NC Job Market Goes Nowhere
CHAPEL HILL (August 20, 2010) – The latest employment report for North Carolina is the worst one recorded so far in 2010. In July, the state shed 29,800 more payroll positions than it added. This drop erased 77 percent of the payroll employment gains made during the year’s first half. Moreover, a fall in the size of the labor force suggests that joblessness is more widespread than reflected in the unemployment rate.
“North Carolina’s fragile job market took a turn for the worse in July,” says John Quinterno, a principal with South by North Strategies, Ltd., a research firm specializing in economic and social policy. “The job report was the worst one of the year and points to a labor market that is deteriorating rather than improving.”

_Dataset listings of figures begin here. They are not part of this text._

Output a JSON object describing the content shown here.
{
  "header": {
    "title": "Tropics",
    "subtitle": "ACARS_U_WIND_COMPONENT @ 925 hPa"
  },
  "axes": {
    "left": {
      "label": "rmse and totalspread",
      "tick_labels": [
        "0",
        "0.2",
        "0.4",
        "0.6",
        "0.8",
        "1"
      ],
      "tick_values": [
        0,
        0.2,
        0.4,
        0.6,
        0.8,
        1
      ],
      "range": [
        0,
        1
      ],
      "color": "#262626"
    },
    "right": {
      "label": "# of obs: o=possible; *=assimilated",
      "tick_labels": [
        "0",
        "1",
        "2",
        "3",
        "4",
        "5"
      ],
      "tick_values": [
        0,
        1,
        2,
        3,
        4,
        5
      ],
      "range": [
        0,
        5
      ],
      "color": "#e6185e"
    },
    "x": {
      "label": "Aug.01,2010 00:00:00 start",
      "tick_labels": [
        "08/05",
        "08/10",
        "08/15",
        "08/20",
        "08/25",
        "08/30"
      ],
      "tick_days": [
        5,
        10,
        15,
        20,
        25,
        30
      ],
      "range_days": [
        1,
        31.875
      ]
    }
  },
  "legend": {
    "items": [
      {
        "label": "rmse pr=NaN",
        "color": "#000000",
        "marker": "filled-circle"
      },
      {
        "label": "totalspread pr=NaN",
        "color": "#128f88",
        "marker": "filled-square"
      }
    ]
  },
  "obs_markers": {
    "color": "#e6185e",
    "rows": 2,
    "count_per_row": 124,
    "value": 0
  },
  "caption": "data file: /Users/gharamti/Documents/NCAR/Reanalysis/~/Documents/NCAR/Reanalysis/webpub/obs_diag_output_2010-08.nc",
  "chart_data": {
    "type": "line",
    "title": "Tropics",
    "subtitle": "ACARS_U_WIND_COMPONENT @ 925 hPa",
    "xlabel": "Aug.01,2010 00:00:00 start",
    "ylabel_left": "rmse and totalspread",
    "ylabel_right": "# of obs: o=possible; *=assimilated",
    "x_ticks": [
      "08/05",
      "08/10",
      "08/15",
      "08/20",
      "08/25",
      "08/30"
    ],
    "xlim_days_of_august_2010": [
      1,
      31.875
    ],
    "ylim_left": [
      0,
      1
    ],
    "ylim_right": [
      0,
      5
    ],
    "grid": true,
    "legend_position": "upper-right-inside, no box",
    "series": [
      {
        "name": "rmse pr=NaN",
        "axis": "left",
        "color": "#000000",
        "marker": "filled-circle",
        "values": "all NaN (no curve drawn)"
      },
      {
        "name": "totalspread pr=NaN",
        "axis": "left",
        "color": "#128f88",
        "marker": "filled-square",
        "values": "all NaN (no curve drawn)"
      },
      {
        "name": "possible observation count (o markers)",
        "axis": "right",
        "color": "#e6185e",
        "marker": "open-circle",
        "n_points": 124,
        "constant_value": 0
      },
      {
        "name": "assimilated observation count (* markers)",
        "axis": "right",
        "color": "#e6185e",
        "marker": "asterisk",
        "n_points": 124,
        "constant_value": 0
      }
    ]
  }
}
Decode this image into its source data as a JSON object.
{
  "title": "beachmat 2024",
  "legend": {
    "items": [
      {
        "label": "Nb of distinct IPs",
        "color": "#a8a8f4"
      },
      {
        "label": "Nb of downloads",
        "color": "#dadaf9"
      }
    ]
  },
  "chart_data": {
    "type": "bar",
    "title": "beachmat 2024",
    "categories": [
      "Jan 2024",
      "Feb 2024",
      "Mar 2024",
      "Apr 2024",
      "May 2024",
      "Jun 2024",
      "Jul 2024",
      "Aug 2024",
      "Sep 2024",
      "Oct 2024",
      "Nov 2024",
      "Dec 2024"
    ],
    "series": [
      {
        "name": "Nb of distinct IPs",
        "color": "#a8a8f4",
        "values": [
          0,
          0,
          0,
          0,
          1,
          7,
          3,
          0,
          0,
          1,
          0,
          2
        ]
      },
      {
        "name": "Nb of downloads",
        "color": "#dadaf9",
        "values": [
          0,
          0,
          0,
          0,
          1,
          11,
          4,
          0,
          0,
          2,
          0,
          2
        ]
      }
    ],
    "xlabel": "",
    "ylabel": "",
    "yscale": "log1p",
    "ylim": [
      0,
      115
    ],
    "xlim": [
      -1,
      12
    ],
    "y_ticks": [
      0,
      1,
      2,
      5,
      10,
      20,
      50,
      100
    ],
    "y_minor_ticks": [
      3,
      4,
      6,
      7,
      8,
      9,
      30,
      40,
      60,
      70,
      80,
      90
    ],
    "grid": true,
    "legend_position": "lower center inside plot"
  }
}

In July, employers cut 29,800 more positions than they added. The public sector shed 27,300 positions with local governments responsible for most of the losses (-26,500). Total private-sector payroll employment fell by 2,500 positions. Among private industries, construction lost the most positions (-2,800), followed by leisure and hospitality services (-1,700) and professional and business services (-1,300). The losses were offset by gains in trade, transportation, and utilities (+2,800), manufacturing (+600), and finance (+600).
Additionally, a revision to the June data eliminated the slight net gain first reported for the month. Rather than gaining 5,100 positions, North Carolina actually lost 3,700 jobs. After accounting for that revision, North Carolina has shed, on net, 276,700 positions or 6.6 percent of its payroll employment base since December 2007.
“Last month’s payroll losses erased 77 percent of the gains recorded during the first half of 2010,” notes Quinterno. “North Carolina has netted just 9,000 payroll jobs since December. The pace of growth – 1,300 positions per month – is insufficient to keep pace with population growth, let alone replace the jobs lost during the recession.”
Labor market conditions have been flat over the past year. Compared to July 2009, the state had 6,000 (+0.2 percent) more jobs. In terms of individual industries, professional and business services grew the most in absolute and relative terms (+19,700, +4.3 percent). Government added 14,000 positions (+2 percent). Construction (-18,300) and manufacturing (-7,900) lost the greatest number of positions over the past year with construction declining the most in relative terms (-9.7 percent).
July’s household data also were troubling. Last month, the labor force contracted by 0.8 percent as 35,612 individuals stopped working or seeking work. The number of employed individuals fell, as did the number of unemployed individuals. Owing mainly to the contraction of the labor force, the unemployment rate fell from 10 percent to 9.8 percent. The reduction in the size of the labor force is disturbing and suggests that joblessness is much more widespread than reflected in official measures.
“Some 59,900 North Carolinians have left the labor force since May,” observes Quinterno. “The contraction is responsible for much of the recent decline in the unemployment rate. Unfortunately, this trend is consistent with a labor market that is declining rather than recovering.”
“The July jobs report exposed just how weak the economy really is,” explains Quinterno. “The economy is proving unable to generate jobs absent the crutch provided by public policy supports, and individuals across the state simply are abandoning the labor market.”